Tintineo

Ameliè Artaud / UACM del Valle

 

I

El tintineo es la única constante, una, dos, tres gotas; una, dos, tres gotas. La única luz que llega a tu cara proviene de arriba de tu cabeza; preferirías no ver directo hacia ella, pero no tienes escapatoria, es lo único que puedes hacer, te enseñaron que más vale prevenir y tu previenes que alguien pueda acercarse, miras cómo poco a poco los que antes te abrazaban ahora besan el pavimento una, dos, tres gotas. Ya no hay nada que mirar a tu lado, el oscuro, la respiración se agita, sientes un par de ojos que te suplican moverte, no puedes, no quieres dejar de mirar, quieres reconocer y memorizar los rostros de los que van cayendo afuera, de los que luchan, de los que huyen, de los que van dejando una, dos, tres gotas.

Los pasos afuera se vuelven menos pero más acelerados, el llanto, los gritos, el humo, el colapso y tú solo puedes pensar en ese goteo que podría llevarlos a encontrarte; una, dos, tres gotas. Cierras los ojos y piensas en que debiste comer todo lo que estaba servido en el plato, en que tus padres realmente no gritaban tanto, en que tú nunca lloraste tanto. La respiración a tu lado insiste y se vuelve abrupta, es casi un jadeo, volteas, sabes que no deberías, pero volteas a tu alrededor y recuerdas que no estás sola, que hay dos personas más ahí; bueno, ya solo dos. Una, dos, tres gotas.

II

Habías visto esa mirada antes, ella te recordaba a la mirada de tu hermano cuando hablaba del movimiento, de libertad; la cara de ella tenía la ira y esperanza que tu hermano cuando te decía que estaba creando un mejor futuro para ti y la pequeña Laura. Pero algo lucía distinto; quizás el miedo, quizá solo veía más que tú a través de esa coladera que ahora las mantenía protegidas, ¿protegidas? Tú no habías tomado la decisión de ir ese día, no decidiste portar ese botón, vaya, ni siquiera habías sido tú quien obtuviera el crédito por escribir el discurso de la Preparatoria Popular número uno; sin embargo, habías entrado a esa coladera cuando escuchaste los primeros alaridos, cuando viste caer a tu hermano y ella te había jalado ahí diciendo que ahora te protegería y en lugar de cumplir su palabra, te estaba ignorando; tú no decidiste nada hasta ahora, ni siquiera eres tú quien escribe lo que ha resultado ser tu epitafio.
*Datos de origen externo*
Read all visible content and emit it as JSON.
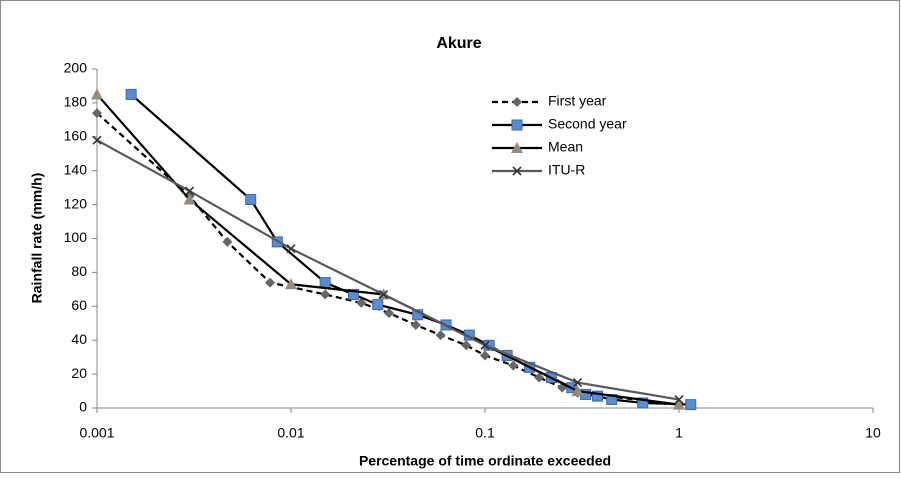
{
  "chart_data": {
    "type": "line",
    "title": "Akure",
    "x_label": "Percentage of time ordinate exceeded",
    "y_label": "Rainfall rate (mm/h)",
    "x_log": true,
    "xlim": [
      0.001,
      10
    ],
    "xticks": [
      0.001,
      0.01,
      0.1,
      1,
      10
    ],
    "ylim": [
      0,
      200
    ],
    "yticks": [
      0,
      20,
      40,
      60,
      80,
      100,
      120,
      140,
      160,
      180,
      200
    ],
    "grid": false,
    "legend": "upper-right",
    "series": [
      {
        "name": "First year",
        "color": "#000000",
        "dash": true,
        "marker": "diamond",
        "marker_color": "#666666",
        "x": [
          0.001,
          0.003,
          0.0047,
          0.0078,
          0.015,
          0.023,
          0.032,
          0.044,
          0.059,
          0.08,
          0.1,
          0.14,
          0.19,
          0.25,
          0.3,
          1.0
        ],
        "values": [
          174,
          125,
          98,
          74,
          67,
          62,
          56,
          49,
          43,
          37,
          31,
          25,
          18,
          12,
          9,
          2
        ]
      },
      {
        "name": "Second year",
        "color": "#000000",
        "dash": false,
        "marker": "square",
        "marker_color": "#5b8ccf",
        "x": [
          0.0015,
          0.0062,
          0.0085,
          0.015,
          0.021,
          0.028,
          0.045,
          0.063,
          0.083,
          0.105,
          0.13,
          0.17,
          0.22,
          0.28,
          0.33,
          0.38,
          0.45,
          0.65,
          1.15
        ],
        "values": [
          185,
          123,
          98,
          74,
          67,
          61,
          55,
          49,
          43,
          37,
          31,
          24,
          18,
          12,
          8,
          7,
          5,
          3,
          2
        ]
      },
      {
        "name": "Mean",
        "color": "#000000",
        "dash": false,
        "marker": "triangle",
        "marker_color": "#948a7f",
        "x": [
          0.001,
          0.003,
          0.01,
          0.03,
          0.3,
          1
        ],
        "values": [
          185,
          123,
          73,
          67,
          10,
          2
        ]
      },
      {
        "name": "ITU-R",
        "color": "#595959",
        "dash": false,
        "marker": "x",
        "marker_color": "#333333",
        "x": [
          0.001,
          0.003,
          0.01,
          0.03,
          0.1,
          0.3,
          1
        ],
        "values": [
          158,
          128,
          94,
          67,
          37,
          15,
          5
        ]
      }
    ]
  }
}
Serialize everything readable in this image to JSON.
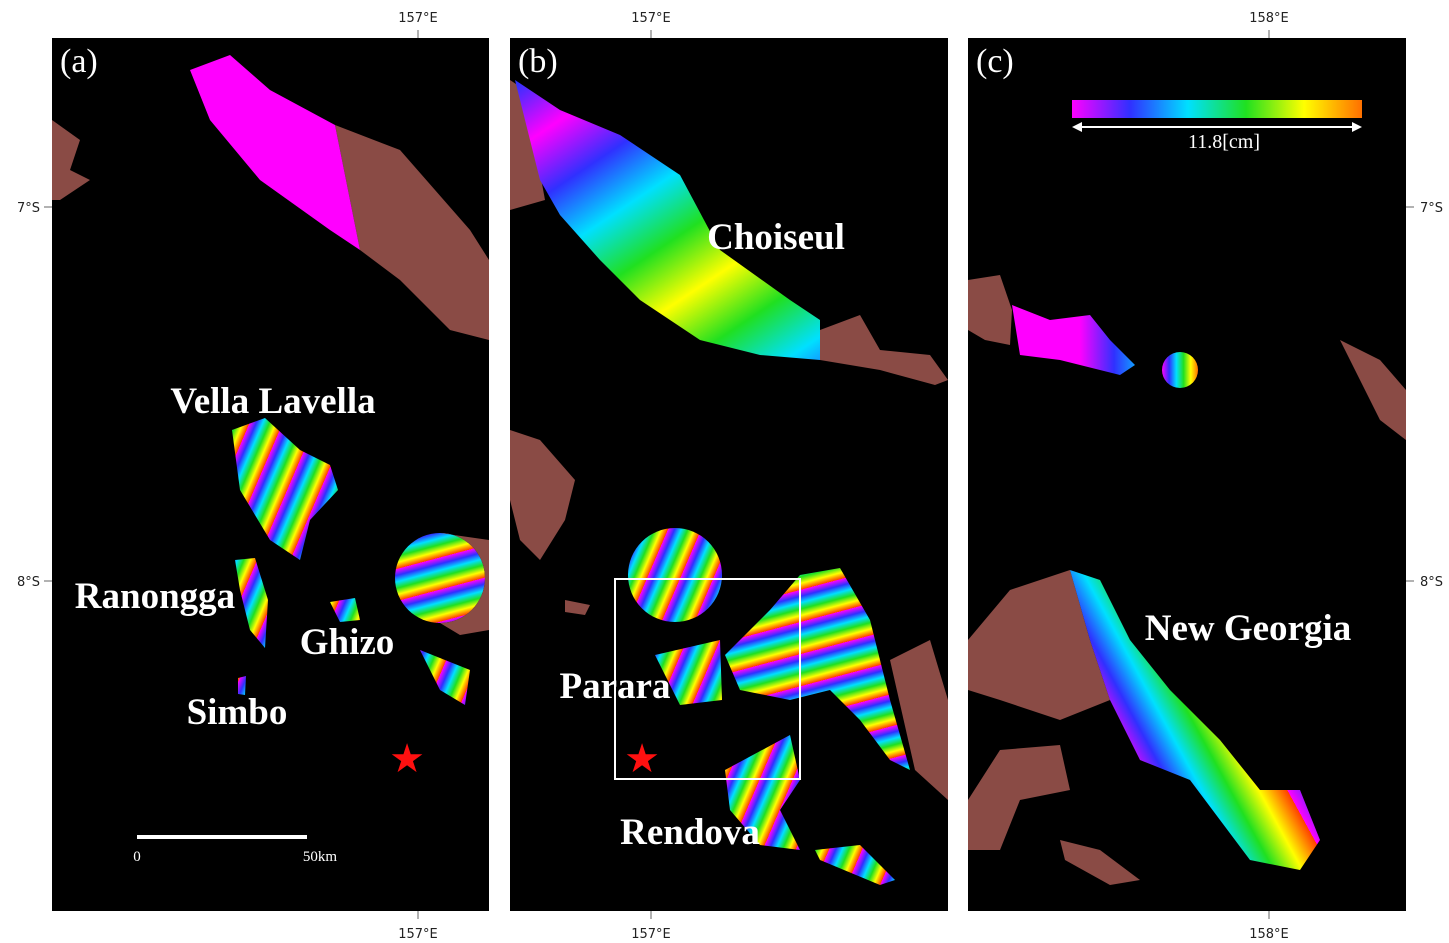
{
  "panels": [
    {
      "label": "(a)",
      "top_lon": "157°E",
      "bottom_lon": "157°E",
      "place_names": [
        "Vella Lavella",
        "Ranongga",
        "Ghizo",
        "Simbo"
      ],
      "scale_bar": {
        "start": "0",
        "end": "50km"
      }
    },
    {
      "label": "(b)",
      "top_lon": "157°E",
      "bottom_lon": "157°E",
      "place_names": [
        "Choiseul",
        "Parara",
        "Rendova"
      ]
    },
    {
      "label": "(c)",
      "top_lon": "158°E",
      "bottom_lon": "158°E",
      "place_names": [
        "New Georgia"
      ],
      "color_scale": "11.8[cm]"
    }
  ],
  "lat_labels": {
    "left": [
      "7°S",
      "8°S"
    ],
    "right": [
      "7°S",
      "8°S"
    ]
  }
}
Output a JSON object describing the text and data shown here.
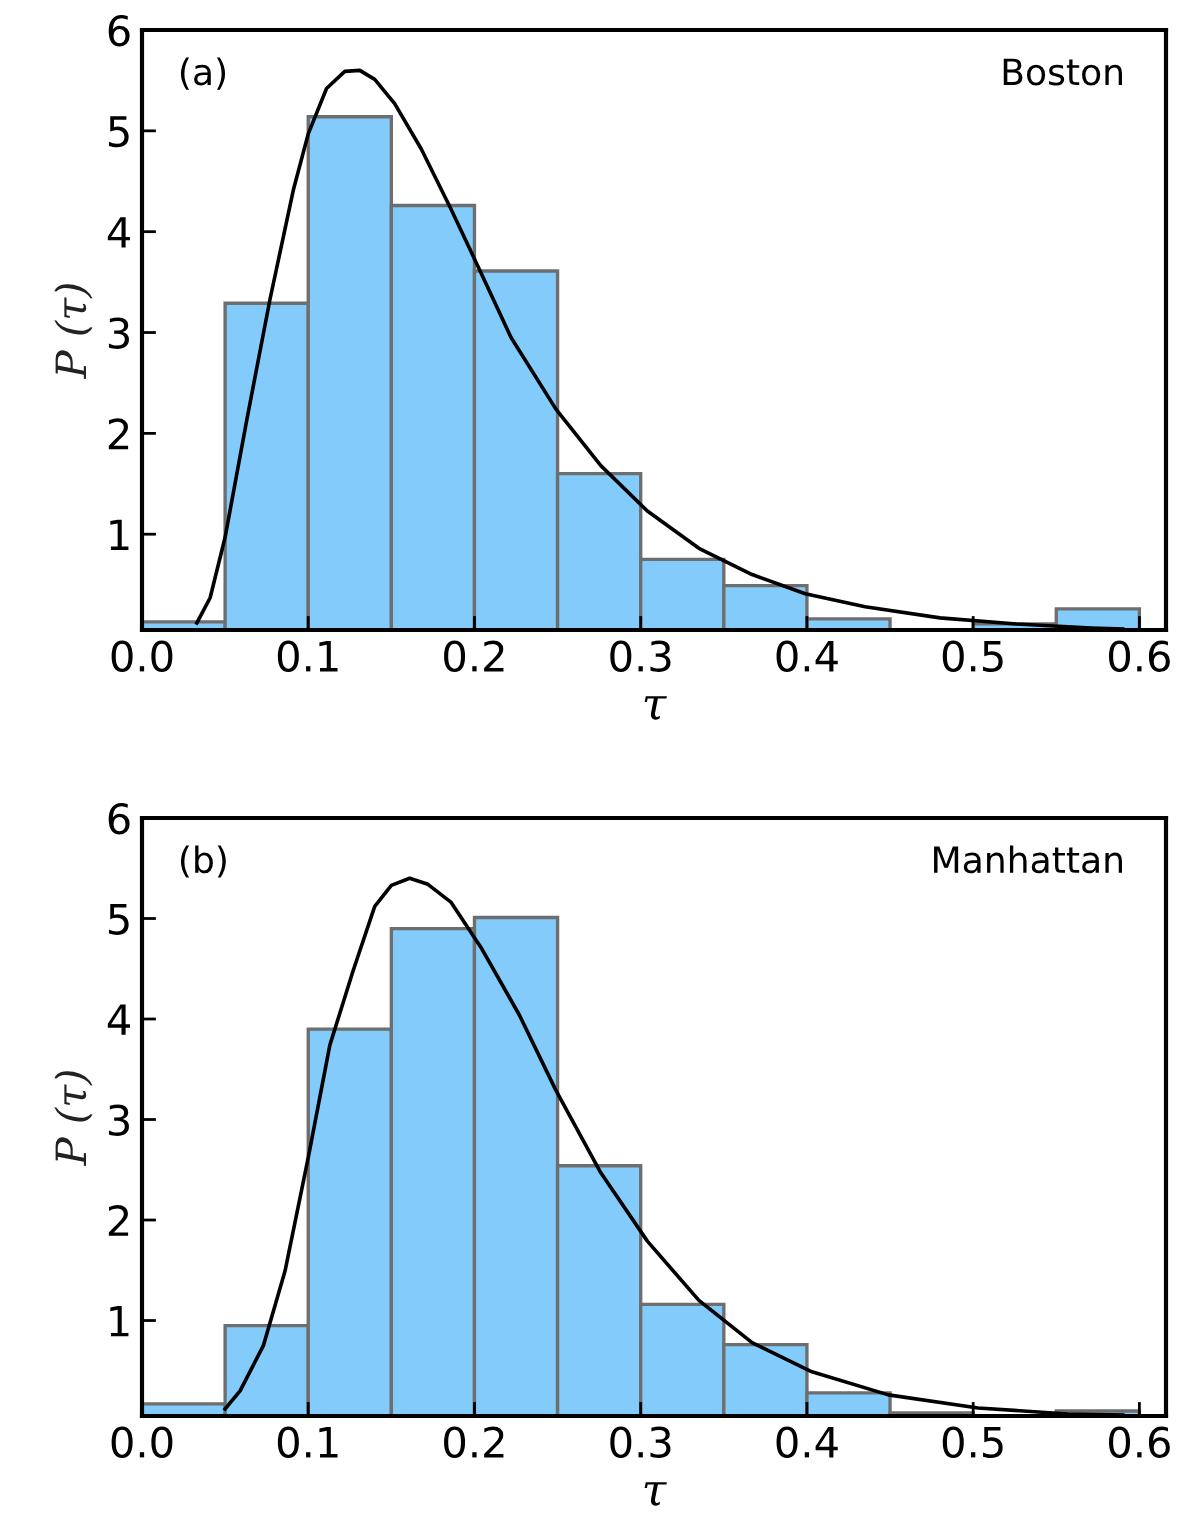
{
  "chart_data": [
    {
      "type": "histogram",
      "xlabel": "τ",
      "ylabel": "P (τ)",
      "annotations": [
        "(a)",
        "Boston"
      ],
      "color": "#82cbfa",
      "bins": [
        0,
        0.05,
        0.1,
        0.15,
        0.2,
        0.25,
        0.3,
        0.35,
        0.4,
        0.45,
        0.5,
        0.55,
        0.6
      ],
      "values": [
        0.13,
        3.29,
        5.14,
        4.26,
        3.61,
        1.6,
        0.75,
        0.49,
        0.16,
        null,
        0.11,
        0.26
      ],
      "series": [
        {
          "type": "line",
          "color": "#000000",
          "x": [
            0.033,
            0.041,
            0.05,
            0.063,
            0.077,
            0.091,
            0.1,
            0.111,
            0.122,
            0.131,
            0.14,
            0.152,
            0.168,
            0.186,
            0.202,
            0.222,
            0.249,
            0.276,
            0.304,
            0.335,
            0.367,
            0.399,
            0.435,
            0.48,
            0.526,
            0.571,
            0.59
          ],
          "values": [
            0.12,
            0.37,
            0.97,
            2.13,
            3.33,
            4.41,
            4.97,
            5.42,
            5.59,
            5.6,
            5.51,
            5.27,
            4.82,
            4.22,
            3.66,
            2.95,
            2.24,
            1.68,
            1.23,
            0.86,
            0.6,
            0.41,
            0.28,
            0.17,
            0.11,
            0.07,
            0.06
          ]
        }
      ],
      "xlim": [
        0,
        0.616
      ],
      "ylim": [
        0.05,
        6
      ],
      "xticks": [
        {
          "value": 0,
          "label": "0.0"
        },
        0.1,
        0.2,
        0.3,
        0.4,
        0.5,
        0.6
      ],
      "yticks": [
        1,
        2,
        3,
        4,
        5,
        6
      ],
      "grid": false,
      "legend": false
    },
    {
      "type": "histogram",
      "xlabel": "τ",
      "ylabel": "P (τ)",
      "annotations": [
        "(b)",
        "Manhattan"
      ],
      "color": "#82cbfa",
      "bins": [
        0,
        0.05,
        0.1,
        0.15,
        0.2,
        0.25,
        0.3,
        0.35,
        0.4,
        0.45,
        0.5,
        0.55,
        0.6
      ],
      "values": [
        0.17,
        0.95,
        3.9,
        4.9,
        5.01,
        2.54,
        1.16,
        0.76,
        0.28,
        0.08,
        null,
        0.1
      ],
      "series": [
        {
          "type": "line",
          "color": "#000000",
          "x": [
            0.05,
            0.059,
            0.073,
            0.086,
            0.1,
            0.113,
            0.127,
            0.14,
            0.15,
            0.161,
            0.172,
            0.186,
            0.204,
            0.227,
            0.249,
            0.276,
            0.304,
            0.335,
            0.367,
            0.403,
            0.449,
            0.503,
            0.557,
            0.59
          ],
          "values": [
            0.12,
            0.3,
            0.75,
            1.49,
            2.62,
            3.74,
            4.48,
            5.12,
            5.33,
            5.4,
            5.34,
            5.16,
            4.71,
            4.04,
            3.29,
            2.47,
            1.79,
            1.2,
            0.78,
            0.49,
            0.26,
            0.13,
            0.07,
            0.06
          ]
        }
      ],
      "xlim": [
        0,
        0.616
      ],
      "ylim": [
        0.05,
        6
      ],
      "xticks": [
        {
          "value": 0,
          "label": "0.0"
        },
        0.1,
        0.2,
        0.3,
        0.4,
        0.5,
        0.6
      ],
      "yticks": [
        1,
        2,
        3,
        4,
        5,
        6
      ],
      "grid": false,
      "legend": false
    }
  ]
}
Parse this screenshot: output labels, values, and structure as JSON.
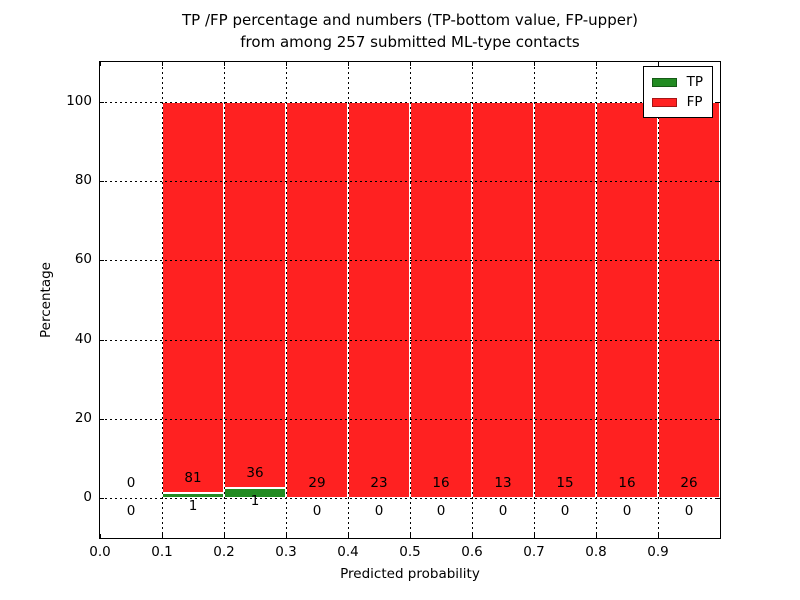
{
  "figure": {
    "title_line1": "TP /FP percentage and numbers (TP-bottom value, FP-upper)",
    "title_line2": "from among 257 submitted ML-type contacts"
  },
  "axes": {
    "xlabel": "Predicted probability",
    "ylabel": "Percentage",
    "xtick_labels": [
      "0.0",
      "0.1",
      "0.2",
      "0.3",
      "0.4",
      "0.5",
      "0.6",
      "0.7",
      "0.8",
      "0.9"
    ],
    "ytick_values": [
      0,
      20,
      40,
      60,
      80,
      100
    ],
    "xlim": [
      0,
      1
    ],
    "ylim": [
      -10,
      110
    ]
  },
  "legend": {
    "items": [
      {
        "label": "TP",
        "color": "#228b22"
      },
      {
        "label": "FP",
        "color": "#ff2121"
      }
    ]
  },
  "chart_data": {
    "type": "bar",
    "stacked": true,
    "normalized": "each 0.1-wide bin scaled to 100%, TP on bottom, FP on top",
    "title": "TP /FP percentage and numbers (TP-bottom value, FP-upper) from among 257 submitted ML-type contacts",
    "xlabel": "Predicted probability",
    "ylabel": "Percentage",
    "xlim": [
      0,
      1
    ],
    "ylim": [
      -10,
      110
    ],
    "grid": "dotted, drawn over bars",
    "legend_position": "upper right",
    "total_contacts": 257,
    "bin_edges": [
      0.0,
      0.1,
      0.2,
      0.3,
      0.4,
      0.5,
      0.6,
      0.7,
      0.8,
      0.9,
      1.0
    ],
    "categories": [
      "0.0-0.1",
      "0.1-0.2",
      "0.2-0.3",
      "0.3-0.4",
      "0.4-0.5",
      "0.5-0.6",
      "0.6-0.7",
      "0.7-0.8",
      "0.8-0.9",
      "0.9-1.0"
    ],
    "series": [
      {
        "name": "TP",
        "color": "#228b22",
        "counts": [
          0,
          1,
          1,
          0,
          0,
          0,
          0,
          0,
          0,
          0
        ]
      },
      {
        "name": "FP",
        "color": "#ff2121",
        "counts": [
          0,
          81,
          36,
          29,
          23,
          16,
          13,
          15,
          16,
          26
        ]
      }
    ]
  }
}
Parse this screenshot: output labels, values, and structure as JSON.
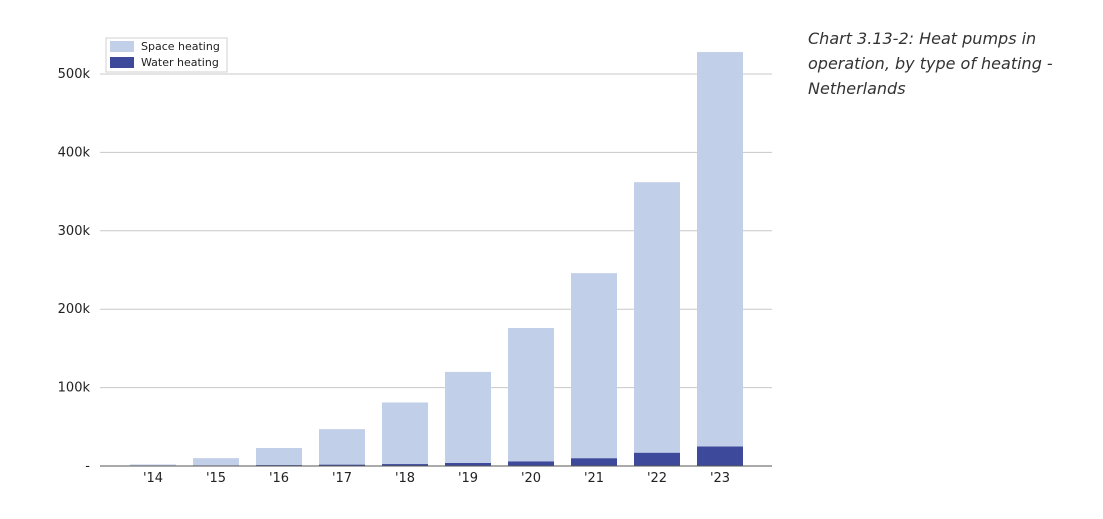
{
  "caption": "Chart 3.13-2: Heat pumps in operation, by type of heating - Netherlands",
  "chart_data": {
    "type": "bar",
    "stacked": true,
    "title": "",
    "xlabel": "",
    "ylabel": "",
    "categories": [
      "'14",
      "'15",
      "'16",
      "'17",
      "'18",
      "'19",
      "'20",
      "'21",
      "'22",
      "'23"
    ],
    "series": [
      {
        "name": "Water heating",
        "color": "#3d4a9b",
        "values": [
          500,
          800,
          1200,
          1800,
          2500,
          4000,
          6000,
          10000,
          17000,
          25000
        ]
      },
      {
        "name": "Space heating",
        "color": "#c2cfe8",
        "values": [
          1500,
          9200,
          21800,
          45200,
          78500,
          116000,
          170000,
          236000,
          345000,
          503000
        ]
      }
    ],
    "ylim": [
      0,
      550000
    ],
    "yticks": [
      0,
      100000,
      200000,
      300000,
      400000,
      500000
    ],
    "ytick_labels": [
      "-",
      "100k",
      "200k",
      "300k",
      "400k",
      "500k"
    ],
    "legend_position": "top-left",
    "grid": true
  }
}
Recuerdas tu casa, tu cuarto, desearías estar ahí ahora abrazando aquel último oso de peluche que tu hermano te regaló esta mañana para convencerte de que lo acompañaras al mitin. —Leeré el discurso que me escribiste—

Sonríes, escuchas gritos, tratas de imitarlos pero tu voz no se escucha, tu respiración se agita, la luz, el rostro de esa mujer, tu hermano, comienza todo a volverse borroso, el oso, tu mamá, las cuentas por pagar, tu hermano, tu abuelo, tu hermanita Laura, el que pudo ser tu novio; aquel muchacho que intentabas impresionar y del que no sabes ni su nombre, tu hermano, tus libros, sabes que no terminarás la tarea a tiempo, su voz, la voz de cientos de jóvenes que se van perdiendo en un tintineo de recuerdos.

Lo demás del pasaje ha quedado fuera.